In her sermon she proclaimed that, like the crippled woman in Luke 13, female clergy know what it means to be paralyzed by sexism, patriarchy and other forms of emotional and psychological abuse. The sin and pain that derive from systemic prejudice “have created suffering and keep us in bondage and powerlessness.” But while others saw the crippled woman as a fixture to be ignored and whose healing could wait, Jesus viewed her with compassion and healed her on the sabbath, which infuriated the religious authorities.
Women ministers, like the woman in the story, have been told all too often to wait for restoration and justice in our striving for freedom from disenfranchisement and marginalization, Rev. Dr. Stewart preached. “‘One more day won’t kill you,’ they say. But Jesus saw her healing as critical. And he didn’t blame her or castigate her.” Women are not to be considered inferior because they are created “in imago dei … to preach and to pastor.” Rev. Dr. Stewart called on women not to tremble before hierarchy and those who doubt and disparage their callings. Ministering boldly is to be healed like the woman in the synagogue. “In God’s economy, any time is the right time to be free.”
Responsive Benediction
Leader: Like Lady Wisdom who Proverbs describes as being present when the heavens, oceans, mountains, and seas were set in place, through Christ, the Word of God, all things were made.
People: Christ Sophia, fill us with the loving kindness of your wisdom,
that we may be able to live a more peaceful way.
Leader: Christ Sophia helps us know better, and the wisdom Christ gives compels us to do better. We cannot be complacent with inactive and non-transforming knowledge. Wisdom requires action. As Maya Angelou taught us,
People: When you know better, you do better.
Leader: We know that 86% of women in ministry experience obstacles in their ministry because of gender.
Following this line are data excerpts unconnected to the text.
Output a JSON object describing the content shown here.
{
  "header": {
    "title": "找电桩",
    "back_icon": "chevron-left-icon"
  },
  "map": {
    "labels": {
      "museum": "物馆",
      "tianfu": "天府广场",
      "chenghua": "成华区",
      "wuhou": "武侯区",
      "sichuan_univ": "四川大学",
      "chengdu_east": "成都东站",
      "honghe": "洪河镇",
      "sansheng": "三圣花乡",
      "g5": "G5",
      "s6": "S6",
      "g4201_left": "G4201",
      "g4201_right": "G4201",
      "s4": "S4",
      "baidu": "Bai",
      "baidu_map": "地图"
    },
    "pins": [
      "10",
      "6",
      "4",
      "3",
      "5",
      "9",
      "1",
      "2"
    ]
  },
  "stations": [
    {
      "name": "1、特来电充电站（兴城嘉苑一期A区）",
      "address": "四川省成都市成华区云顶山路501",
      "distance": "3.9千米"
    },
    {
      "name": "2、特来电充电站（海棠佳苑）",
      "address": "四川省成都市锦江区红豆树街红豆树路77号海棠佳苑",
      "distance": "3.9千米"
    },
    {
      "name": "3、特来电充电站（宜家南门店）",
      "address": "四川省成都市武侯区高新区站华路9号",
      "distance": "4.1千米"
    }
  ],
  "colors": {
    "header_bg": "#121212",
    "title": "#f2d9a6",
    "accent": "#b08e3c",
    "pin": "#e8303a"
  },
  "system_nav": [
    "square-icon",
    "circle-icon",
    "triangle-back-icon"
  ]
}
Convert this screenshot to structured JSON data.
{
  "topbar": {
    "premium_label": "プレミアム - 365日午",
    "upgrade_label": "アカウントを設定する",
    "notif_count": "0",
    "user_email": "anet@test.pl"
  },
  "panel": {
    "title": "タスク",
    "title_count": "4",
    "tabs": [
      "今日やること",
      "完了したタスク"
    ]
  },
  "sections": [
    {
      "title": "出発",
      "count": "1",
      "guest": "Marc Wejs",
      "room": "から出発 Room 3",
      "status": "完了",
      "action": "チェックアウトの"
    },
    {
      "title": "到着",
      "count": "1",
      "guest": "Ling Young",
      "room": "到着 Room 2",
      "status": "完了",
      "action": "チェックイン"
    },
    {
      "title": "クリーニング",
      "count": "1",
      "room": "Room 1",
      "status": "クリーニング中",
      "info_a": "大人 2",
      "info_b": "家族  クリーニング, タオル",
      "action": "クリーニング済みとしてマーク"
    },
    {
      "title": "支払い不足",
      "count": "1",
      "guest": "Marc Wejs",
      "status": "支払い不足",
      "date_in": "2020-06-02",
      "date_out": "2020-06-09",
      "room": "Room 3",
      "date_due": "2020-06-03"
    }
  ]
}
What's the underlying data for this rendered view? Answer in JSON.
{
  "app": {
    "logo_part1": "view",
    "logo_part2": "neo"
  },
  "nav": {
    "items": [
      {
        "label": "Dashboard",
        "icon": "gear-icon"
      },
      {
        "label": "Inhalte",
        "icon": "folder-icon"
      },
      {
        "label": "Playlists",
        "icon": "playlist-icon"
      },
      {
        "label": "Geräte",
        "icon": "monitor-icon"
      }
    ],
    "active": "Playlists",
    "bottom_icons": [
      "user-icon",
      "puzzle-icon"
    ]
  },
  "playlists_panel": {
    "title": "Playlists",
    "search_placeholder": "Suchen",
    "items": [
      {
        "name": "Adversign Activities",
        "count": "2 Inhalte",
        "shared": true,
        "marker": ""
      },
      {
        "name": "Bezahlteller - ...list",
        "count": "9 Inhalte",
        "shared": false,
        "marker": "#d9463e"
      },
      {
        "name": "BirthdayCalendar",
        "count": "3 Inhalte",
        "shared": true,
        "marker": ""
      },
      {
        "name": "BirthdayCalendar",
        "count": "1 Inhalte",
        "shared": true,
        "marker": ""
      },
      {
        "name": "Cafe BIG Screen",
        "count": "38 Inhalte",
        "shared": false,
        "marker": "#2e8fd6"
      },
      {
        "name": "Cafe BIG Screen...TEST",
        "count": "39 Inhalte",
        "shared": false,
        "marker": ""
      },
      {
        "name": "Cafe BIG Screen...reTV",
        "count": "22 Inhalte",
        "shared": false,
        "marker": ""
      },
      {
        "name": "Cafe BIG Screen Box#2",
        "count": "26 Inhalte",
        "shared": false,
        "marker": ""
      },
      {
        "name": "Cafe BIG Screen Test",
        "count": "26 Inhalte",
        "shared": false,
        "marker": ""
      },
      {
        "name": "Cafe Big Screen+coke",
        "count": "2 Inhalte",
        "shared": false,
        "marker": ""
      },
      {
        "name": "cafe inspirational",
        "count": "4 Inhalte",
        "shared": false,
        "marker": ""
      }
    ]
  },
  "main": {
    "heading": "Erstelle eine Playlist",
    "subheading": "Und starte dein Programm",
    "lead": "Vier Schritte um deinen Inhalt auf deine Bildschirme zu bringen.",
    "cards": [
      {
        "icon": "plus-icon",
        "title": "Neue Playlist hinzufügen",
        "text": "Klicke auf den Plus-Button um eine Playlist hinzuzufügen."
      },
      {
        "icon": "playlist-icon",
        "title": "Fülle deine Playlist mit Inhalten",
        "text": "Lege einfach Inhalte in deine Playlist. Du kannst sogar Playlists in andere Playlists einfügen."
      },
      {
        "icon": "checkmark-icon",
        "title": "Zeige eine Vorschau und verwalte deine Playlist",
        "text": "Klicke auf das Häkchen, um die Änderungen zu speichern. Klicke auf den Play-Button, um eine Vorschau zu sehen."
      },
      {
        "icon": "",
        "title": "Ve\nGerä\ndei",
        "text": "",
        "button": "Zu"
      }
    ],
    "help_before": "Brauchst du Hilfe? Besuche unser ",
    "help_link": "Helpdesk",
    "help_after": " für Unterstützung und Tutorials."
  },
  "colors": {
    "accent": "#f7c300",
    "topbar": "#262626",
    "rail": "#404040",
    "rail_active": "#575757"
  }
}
People: We know better, we will do better.
Leader: We know that women of color in ministry experience every obstacle in greater measure than white women.
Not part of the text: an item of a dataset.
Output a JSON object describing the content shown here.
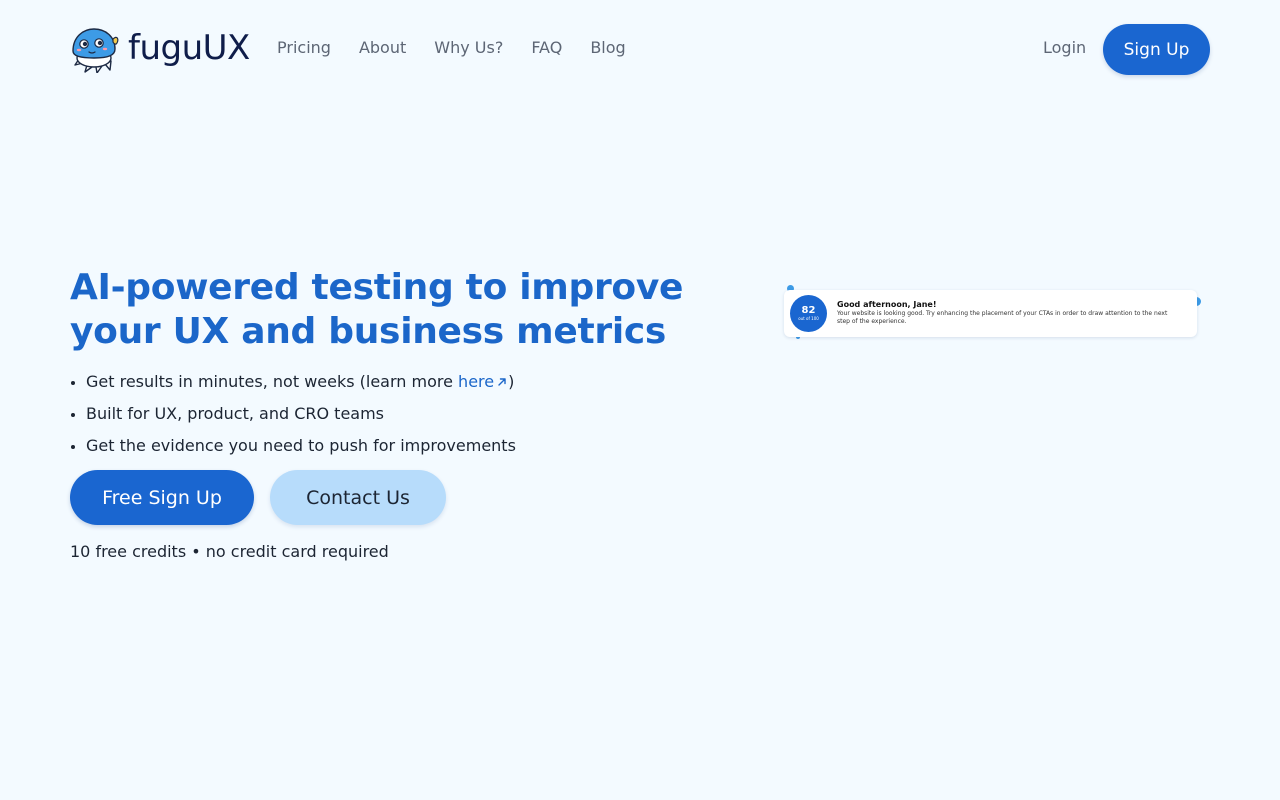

People: We know better, we will do better.
Leader: We know that over 25% of Baptist women in ministry have personally experienced sexual harassment or assault in their ministry settings.
People: We know better, we will do better.
Leader: We know that Baptists have experienced only marginal progress for women in ministry over the past 6 years.
People: We know better, we will do better.
All: May Christ Sophia continue to teach us. May the creator continue to inspire us. And may the Spirit, our Sustainer, move us to action. Amen.